SoftBank books OpenAI paper gains while selling Nvidia stake to actually fund the investment
Nov 11, 2025
Key Points
- SoftBank books $8 billion in unrealized gains on OpenAI shares it has not yet fully paid for, then sells its entire $5.83 billion Nvidia stake to fund the capital commitment.
- CEO Masayoshi Son has a pattern of poor Nvidia timing: he sold a 5% stake in January 2019 worth $3.6 billion that would now exceed $200 billion.
- The accounting structure mirrors venture firm practice but raises questions about rigor: SoftBank is simultaneously booking gains and liquidating a separate asset to fund an investment at a valuation it just marked up.
Summary
SoftBank booked $8 billion in paper gains on OpenAI shares it has not yet fully paid for, then sold its entire Nvidia stake for $5.83 billion to fund the investment tranche it committed to. The structure is circular and raises questions about accounting rigor, though it may not be illegal.

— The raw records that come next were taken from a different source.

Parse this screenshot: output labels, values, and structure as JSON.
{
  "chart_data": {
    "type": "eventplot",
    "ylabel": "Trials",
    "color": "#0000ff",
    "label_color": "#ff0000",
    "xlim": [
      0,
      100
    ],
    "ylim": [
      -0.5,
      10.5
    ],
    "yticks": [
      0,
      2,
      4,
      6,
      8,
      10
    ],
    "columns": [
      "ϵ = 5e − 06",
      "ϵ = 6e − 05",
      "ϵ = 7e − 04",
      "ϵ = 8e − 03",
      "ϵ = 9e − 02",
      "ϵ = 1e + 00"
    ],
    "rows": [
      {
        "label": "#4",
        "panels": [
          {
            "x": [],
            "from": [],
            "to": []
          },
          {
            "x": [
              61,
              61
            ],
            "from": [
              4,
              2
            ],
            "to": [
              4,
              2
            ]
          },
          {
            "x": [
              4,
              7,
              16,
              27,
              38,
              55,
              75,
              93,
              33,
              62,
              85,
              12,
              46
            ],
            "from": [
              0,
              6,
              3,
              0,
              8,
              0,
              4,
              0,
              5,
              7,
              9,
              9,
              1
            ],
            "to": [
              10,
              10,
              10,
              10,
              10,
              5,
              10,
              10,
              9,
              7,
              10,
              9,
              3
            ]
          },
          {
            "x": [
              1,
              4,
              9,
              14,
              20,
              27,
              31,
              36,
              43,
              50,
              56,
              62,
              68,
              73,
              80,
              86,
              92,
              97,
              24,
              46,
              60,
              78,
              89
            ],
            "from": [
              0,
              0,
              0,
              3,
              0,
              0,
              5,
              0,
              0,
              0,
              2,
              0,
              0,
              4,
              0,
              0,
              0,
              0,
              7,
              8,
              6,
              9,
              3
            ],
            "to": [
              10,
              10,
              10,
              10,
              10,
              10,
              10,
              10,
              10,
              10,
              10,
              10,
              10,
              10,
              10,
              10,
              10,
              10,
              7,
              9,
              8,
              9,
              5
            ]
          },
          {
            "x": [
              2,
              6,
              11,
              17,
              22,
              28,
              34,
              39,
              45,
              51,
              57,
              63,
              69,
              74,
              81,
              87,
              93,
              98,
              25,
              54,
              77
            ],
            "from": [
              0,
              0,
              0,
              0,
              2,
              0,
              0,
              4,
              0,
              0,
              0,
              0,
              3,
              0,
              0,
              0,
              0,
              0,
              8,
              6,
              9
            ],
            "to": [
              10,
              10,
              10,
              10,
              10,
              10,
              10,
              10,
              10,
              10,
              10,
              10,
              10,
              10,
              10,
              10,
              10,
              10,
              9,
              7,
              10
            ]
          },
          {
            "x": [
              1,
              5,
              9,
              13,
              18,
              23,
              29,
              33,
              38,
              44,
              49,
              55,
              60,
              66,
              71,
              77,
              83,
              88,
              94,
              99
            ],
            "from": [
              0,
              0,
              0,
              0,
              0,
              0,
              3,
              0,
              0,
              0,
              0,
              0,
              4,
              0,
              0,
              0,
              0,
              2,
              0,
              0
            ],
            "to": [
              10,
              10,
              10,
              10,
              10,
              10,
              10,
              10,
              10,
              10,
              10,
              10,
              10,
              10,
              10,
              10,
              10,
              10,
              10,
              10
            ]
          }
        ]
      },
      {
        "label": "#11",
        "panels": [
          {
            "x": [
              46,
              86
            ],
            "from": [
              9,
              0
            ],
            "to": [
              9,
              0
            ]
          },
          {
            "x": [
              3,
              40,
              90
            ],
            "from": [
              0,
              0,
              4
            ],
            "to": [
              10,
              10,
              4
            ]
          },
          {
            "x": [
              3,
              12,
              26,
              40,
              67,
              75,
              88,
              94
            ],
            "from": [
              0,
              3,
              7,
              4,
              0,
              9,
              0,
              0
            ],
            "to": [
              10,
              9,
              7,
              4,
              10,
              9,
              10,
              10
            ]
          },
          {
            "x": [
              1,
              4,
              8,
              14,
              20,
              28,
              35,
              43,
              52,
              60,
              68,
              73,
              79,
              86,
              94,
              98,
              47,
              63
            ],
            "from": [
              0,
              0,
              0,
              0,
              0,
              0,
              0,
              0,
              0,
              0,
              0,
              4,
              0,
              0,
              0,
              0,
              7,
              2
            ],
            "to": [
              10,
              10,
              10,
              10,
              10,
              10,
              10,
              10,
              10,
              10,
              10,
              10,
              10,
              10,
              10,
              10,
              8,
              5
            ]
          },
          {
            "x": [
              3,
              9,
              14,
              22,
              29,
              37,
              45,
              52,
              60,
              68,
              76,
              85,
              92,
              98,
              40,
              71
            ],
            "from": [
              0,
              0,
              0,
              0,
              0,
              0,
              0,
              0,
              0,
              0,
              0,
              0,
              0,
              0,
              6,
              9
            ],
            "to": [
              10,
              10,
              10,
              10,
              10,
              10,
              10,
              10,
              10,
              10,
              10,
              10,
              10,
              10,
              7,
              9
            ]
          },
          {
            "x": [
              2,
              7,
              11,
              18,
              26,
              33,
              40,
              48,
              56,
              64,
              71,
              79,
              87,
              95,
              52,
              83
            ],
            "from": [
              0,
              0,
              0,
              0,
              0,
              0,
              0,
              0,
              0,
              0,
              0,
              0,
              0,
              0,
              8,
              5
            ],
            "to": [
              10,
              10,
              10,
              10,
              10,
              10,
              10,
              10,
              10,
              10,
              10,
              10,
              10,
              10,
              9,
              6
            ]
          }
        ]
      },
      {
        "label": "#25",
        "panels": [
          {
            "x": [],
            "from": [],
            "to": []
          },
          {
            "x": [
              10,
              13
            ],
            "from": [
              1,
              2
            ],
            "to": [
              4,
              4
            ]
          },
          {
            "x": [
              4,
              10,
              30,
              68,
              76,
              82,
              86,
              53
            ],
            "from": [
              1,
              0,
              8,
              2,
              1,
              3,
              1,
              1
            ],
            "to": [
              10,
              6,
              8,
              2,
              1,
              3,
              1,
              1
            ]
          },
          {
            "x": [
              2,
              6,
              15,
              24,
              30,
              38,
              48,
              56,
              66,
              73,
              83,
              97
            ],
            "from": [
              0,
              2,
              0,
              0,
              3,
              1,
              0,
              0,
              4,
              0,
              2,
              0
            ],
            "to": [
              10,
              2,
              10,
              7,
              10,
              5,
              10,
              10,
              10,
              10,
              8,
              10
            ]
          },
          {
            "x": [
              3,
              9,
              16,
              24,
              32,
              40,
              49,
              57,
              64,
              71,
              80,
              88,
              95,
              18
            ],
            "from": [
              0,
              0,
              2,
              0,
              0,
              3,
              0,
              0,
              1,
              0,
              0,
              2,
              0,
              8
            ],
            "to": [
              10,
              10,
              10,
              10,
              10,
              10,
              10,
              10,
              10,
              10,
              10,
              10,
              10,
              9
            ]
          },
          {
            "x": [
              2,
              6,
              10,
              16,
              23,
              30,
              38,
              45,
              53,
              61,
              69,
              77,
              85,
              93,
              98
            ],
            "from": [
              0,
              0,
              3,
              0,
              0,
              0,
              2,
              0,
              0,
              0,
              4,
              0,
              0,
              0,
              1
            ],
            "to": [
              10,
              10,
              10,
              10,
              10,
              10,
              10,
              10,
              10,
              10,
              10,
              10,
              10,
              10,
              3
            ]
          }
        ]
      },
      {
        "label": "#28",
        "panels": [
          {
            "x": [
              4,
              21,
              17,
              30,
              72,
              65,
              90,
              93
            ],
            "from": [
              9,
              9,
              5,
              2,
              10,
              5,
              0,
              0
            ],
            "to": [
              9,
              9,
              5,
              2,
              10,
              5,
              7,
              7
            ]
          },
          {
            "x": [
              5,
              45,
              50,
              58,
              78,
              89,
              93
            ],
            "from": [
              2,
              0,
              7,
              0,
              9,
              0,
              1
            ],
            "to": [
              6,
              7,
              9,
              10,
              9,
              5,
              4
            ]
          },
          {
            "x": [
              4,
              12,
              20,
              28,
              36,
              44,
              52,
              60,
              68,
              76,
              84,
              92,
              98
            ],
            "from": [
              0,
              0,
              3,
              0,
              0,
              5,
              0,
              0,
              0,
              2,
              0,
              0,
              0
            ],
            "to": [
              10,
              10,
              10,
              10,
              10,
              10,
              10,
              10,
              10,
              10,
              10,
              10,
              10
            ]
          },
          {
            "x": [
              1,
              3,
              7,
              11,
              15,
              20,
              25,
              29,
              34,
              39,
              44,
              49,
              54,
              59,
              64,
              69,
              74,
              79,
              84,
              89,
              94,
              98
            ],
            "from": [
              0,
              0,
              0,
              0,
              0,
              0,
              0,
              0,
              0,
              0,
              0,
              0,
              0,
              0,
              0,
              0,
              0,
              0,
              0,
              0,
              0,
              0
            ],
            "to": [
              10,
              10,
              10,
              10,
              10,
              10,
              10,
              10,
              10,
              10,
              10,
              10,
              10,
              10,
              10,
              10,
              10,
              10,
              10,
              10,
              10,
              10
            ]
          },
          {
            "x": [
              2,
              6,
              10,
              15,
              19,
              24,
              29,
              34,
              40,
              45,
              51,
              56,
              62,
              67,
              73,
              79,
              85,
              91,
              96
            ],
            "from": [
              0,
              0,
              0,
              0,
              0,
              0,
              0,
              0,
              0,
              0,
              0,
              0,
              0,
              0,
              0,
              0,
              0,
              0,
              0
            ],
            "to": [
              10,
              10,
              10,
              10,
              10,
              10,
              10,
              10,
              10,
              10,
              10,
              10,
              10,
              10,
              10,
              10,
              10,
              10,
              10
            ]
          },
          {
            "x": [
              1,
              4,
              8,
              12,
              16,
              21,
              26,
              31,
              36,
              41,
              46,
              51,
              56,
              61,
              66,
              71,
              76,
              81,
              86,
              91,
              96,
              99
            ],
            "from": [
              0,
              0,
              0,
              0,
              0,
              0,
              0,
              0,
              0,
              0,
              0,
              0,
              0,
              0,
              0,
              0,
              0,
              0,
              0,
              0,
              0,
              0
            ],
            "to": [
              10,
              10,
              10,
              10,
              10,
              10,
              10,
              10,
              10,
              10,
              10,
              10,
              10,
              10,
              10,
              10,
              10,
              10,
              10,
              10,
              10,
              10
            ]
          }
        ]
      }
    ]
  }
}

SoftBank designated Vision Fund Two to underwrite a second investment in OpenAI at a $500 billion valuation. The fund created a forward derivative contract on those shares worth $8 billion in gains, profit on an investment it hasn't actually paid for yet. SoftBank then liquidated 32 million Nvidia shares in October to raise cash for the capital call.
Masayoshi Son has a documented pattern of poor Nvidia timing. He held a 5% stake worth roughly $3.6 billion when he sold it in January 2019. That stake would now be worth over $200 billion. He is now exiting again before what could be another major run. It is unclear when SoftBank bought back into Nvidia or at what basis, making the magnitude of this miss harder to quantify, but the pattern is real.
Venture firms routinely mark unrealized gains on portfolio companies before full capital is deployed, then lead follow-on rounds. The difference here is scale and mechanics. Venture firms face LP scrutiny for back-to-back round leading, and the practice gains credibility only when secondary buyers validate the valuation. SoftBank is doing something similar, but the fact that it is simultaneously booking gains and liquidating a separate asset to fund the commitment adds a layer of financial engineering that reads nontraditional, even if it doesn't cross legal lines.
SoftBank is selling exposure to Nvidia's primary growth driver (OpenAI, the largest AI training customer) to fund shares in that same customer at a valuation SoftBank itself just marked up. Whether this is sophisticated capital allocation or circular accounting depends partly on whether other institutional buyers validate the $500 billion OpenAI number in the near term.